John Quincy Adams to Abigail Adams 2d
Passy Septr. ye 27 1778
My Dear sister
it is some time since I wrote you a Letter & if I should neglect it a great while longer you would have no right to complain because you have been negligent in writing to me. however I think I will not take advantage of you.
But what Subject Shall I write you upon as you have now the honour to be miss in <
her> your teens1 I suppose you begin to look about the world for Diversion if you was here you would have a surfeit of them the number of < them> gay amusements in this Country is Litterally infinite & therefore it would be impracticable to give you a List of them there is however but one sort of them that I care for and that is calld by the general name of Spectacles. these I like very well but Pappa wont let me go to them so often as I wish he lets me go now and then especially if there happens to be a tragedy of Corneille Racine or Voltaire I have been twice to the opera & several times to the Italien Comedy but I have been oftenest to the French Comedy the others have a great deal of musick and dancing which are sprightly and agreable enough but the language the wit the passions the sentiments the oratory the poetry the manners and morals are at the French Comedy.

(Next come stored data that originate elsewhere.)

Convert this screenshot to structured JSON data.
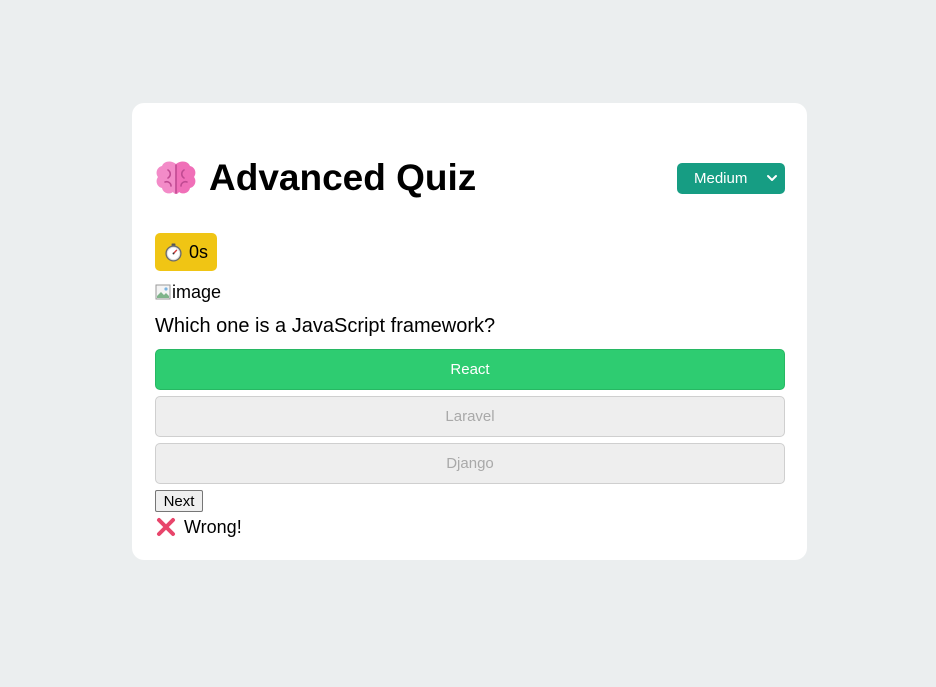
{
  "header": {
    "title": "Advanced Quiz",
    "title_icon": "brain-icon",
    "difficulty": {
      "selected": "Medium",
      "icon": "chevron-down-icon",
      "background": "#169d83"
    }
  },
  "timer": {
    "icon": "stopwatch-icon",
    "value": "0s",
    "background": "#f0c514"
  },
  "question": {
    "image_alt": "image",
    "text": "Which one is a JavaScript framework?",
    "options": [
      {
        "label": "React",
        "state": "correct"
      },
      {
        "label": "Laravel",
        "state": "disabled"
      },
      {
        "label": "Django",
        "state": "disabled"
      }
    ]
  },
  "controls": {
    "next_label": "Next"
  },
  "feedback": {
    "icon": "cross-icon",
    "text": "Wrong!"
  },
  "colors": {
    "page_background": "#ebeeef",
    "card_background": "#ffffff",
    "correct": "#2ecc71",
    "disabled": "#eeeeee"
  }
}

If you will promiss to learn French I will in some future letters give you an account of <
one> some of them but Remember it is upon Condition that you will learn french2
I am &c.
LbC (Adams Papers); at foot of text: “to my sister.” Text is given here in literal style.
1. Miss in Her Teens is the title of a comedy by David Garrick, produced at Covent Garden and published in 1747.
2. Here follows nearly a whole line heavily scored out in the letterbook, probably at the time the letter was entered because the writer decided not to pursue the subject. The first few words scored out are: “which may be done by”; remainder illegible.